I hope to get out and about this weekend so hopefully I'll be able to do so with less anxiety. 😀

MelinaMercury Fri 28-Apr-17 09:03:21

My second was born at the beginning of March (not this year, she's 4 now shock) so would've been the same type of season as yours.

She wore vests and babygrows with fold over mitts during the day at home, i added a wool cardigan and hat to go out. If she was in the sling I'd leave the cardigan as she was wrapped in that and i wore a thin jacket over us both. If she was in the pram she had a blanket or footmuff.

I removed blankets/unzipped footmuff in the pram and unzipped my jacket/removed her hat in the sling when we went inside.

It's best to avoid padded/bulky clothing in the car as it can affect the safety of the harness so i had a thin cotton footmuff on the car seat.
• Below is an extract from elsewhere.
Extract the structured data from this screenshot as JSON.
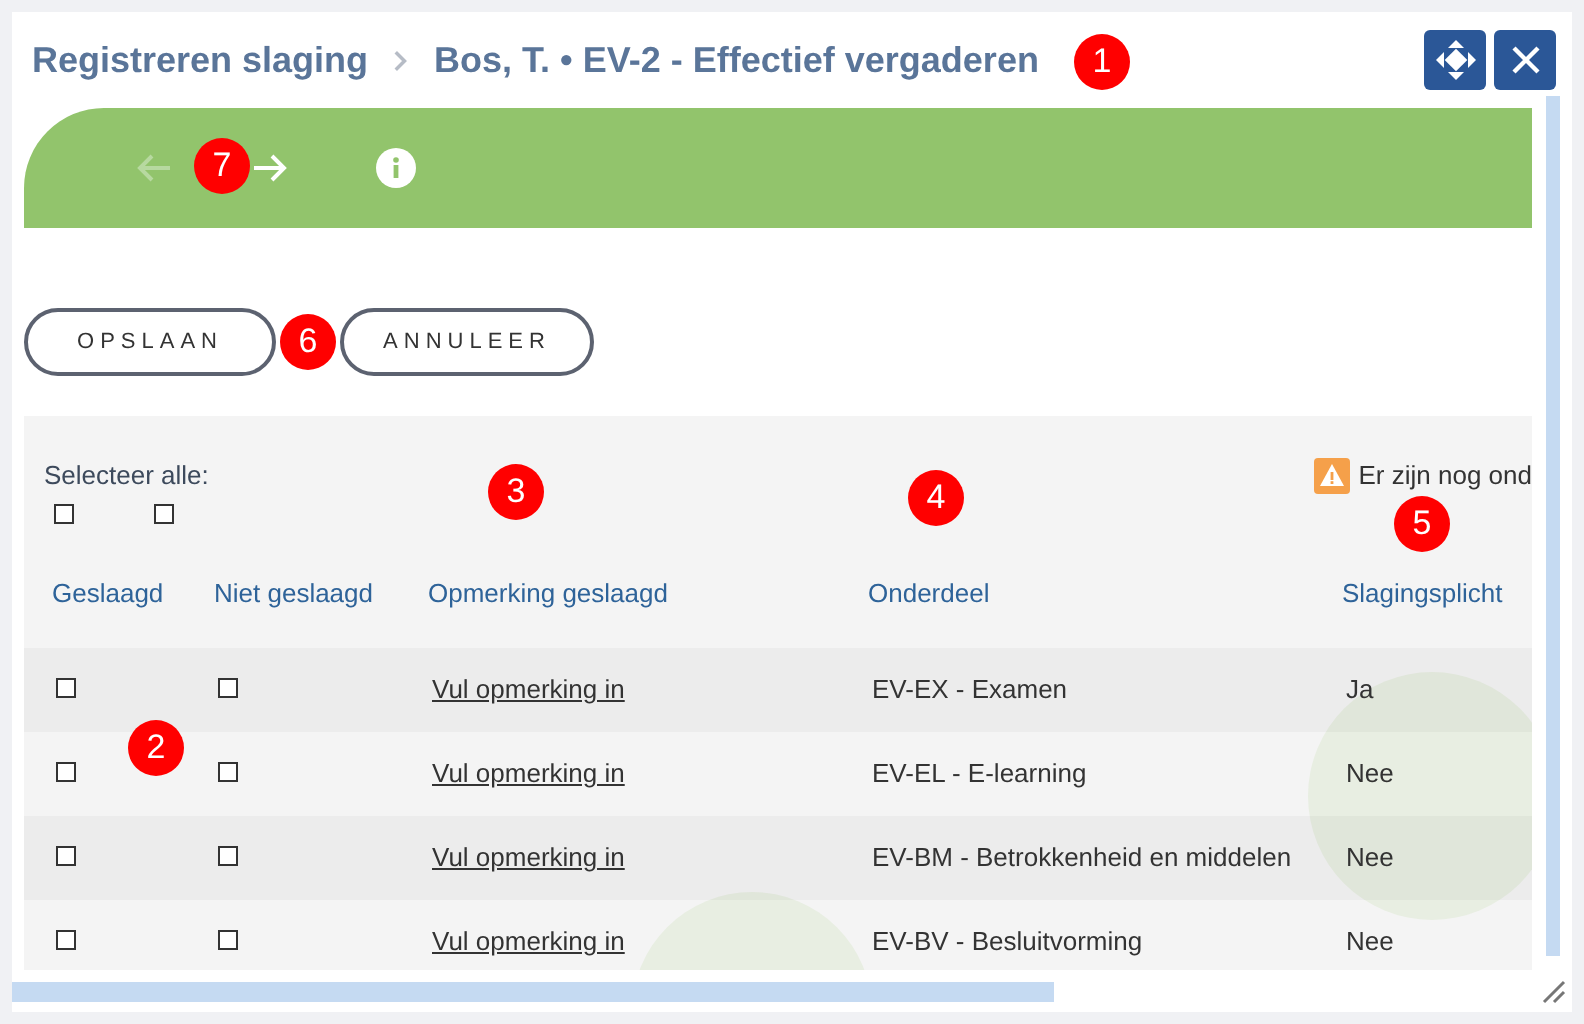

At night she wore babygrows or a babygown under a cellular blanket, she hated being swaddled and despised grobags which was a shock to the system as DS wouldn't sleep without one of these! Later on she just wore a fleece suit as she wouldn't keep blankets on!
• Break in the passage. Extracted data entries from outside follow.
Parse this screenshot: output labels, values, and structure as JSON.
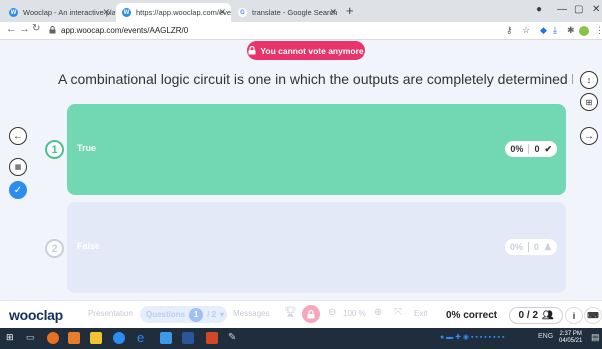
{
  "browser": {
    "tabs": [
      {
        "title": "Wooclap - An interactive platfo",
        "favicon_color": "#2d8cf0",
        "active": false
      },
      {
        "title": "https://app.wooclap.com/events",
        "favicon_color": "#2d8cf0",
        "active": true
      },
      {
        "title": "translate - Google Search",
        "favicon_color": "#4285f4",
        "active": false
      }
    ],
    "favicon_letters": [
      "W",
      "W",
      "G"
    ],
    "url": "app.woocap.com/events/AAGLZR/0"
  },
  "banner": {
    "text": "You cannot vote anymore",
    "color": "#e8336b"
  },
  "question": "A combinational logic circuit is one in which the outputs are completely determined by the ...",
  "answers": [
    {
      "num": "1",
      "label": "True",
      "percent": "0%",
      "count": "0",
      "status": "correct",
      "color": "#72d8b3",
      "label_color": "#ffffff",
      "num_color": "#4cc08f"
    },
    {
      "num": "2",
      "label": "False",
      "percent": "0%",
      "count": "0",
      "status": "incorrect",
      "color": "#e3e9f6",
      "label_color": "#ffffff",
      "num_color": "#c9cfdb"
    }
  ],
  "footer": {
    "logo": "wooclap",
    "presentation": "Presentation",
    "questions": "Questions",
    "question_num": "1",
    "question_total": "/ 2",
    "messages": "Messages",
    "zoom": "100 %",
    "exit": "Exit",
    "score": "0% correct",
    "votes": "0 / 2"
  },
  "taskbar": {
    "lang": "ENG",
    "time": "2:37 PM",
    "date": "04/05/21"
  },
  "colors": {
    "accent": "#2d8cf0",
    "navy": "#16315b"
  }
}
kel1493 Fri 28-Apr-17 21:44:30

Go with what you feel is right.
When my baby was 6 weeks old it was October, but not very cold. He had a short sleeve vest and babygrow on to sleep, covered with 1 cellular blanket and the coverlet from the crib bedding set.
To go out he had a short sleeve vest, t shirt (long or short sleeved), jeans or tracksuit bottoms, and a jumper or little zip up jacket, with a warmer wooly/ knitted type jacket over the top. He was always in the carrycot with a blanket over him.
We just did what felt best day to day.

LucyLocketLostIt Fri 28-Apr-17 22:05:39

It tells you here what they should be wearing:

Brown76 Fri 28-Apr-17 22:29:23

A useful tip i was given is to feel their core temperature by touching the skin on their chest with your fingers to see if they are too hot or cold. You can do this at night or day to reassure yourself. I've also found the 'star blanket' handy as I can easily adjust their temperature. I wrap them up to go out, unwrap in the car, and add and take off blankets/hats as needed e.g. Going into shops - remove blanket, walk in the park with baby in pram - add blanket and hat. I try not to overwrap them if using a sling, as they also have my body heat, but add more layers if they are in the carry cot lying still with no human heat.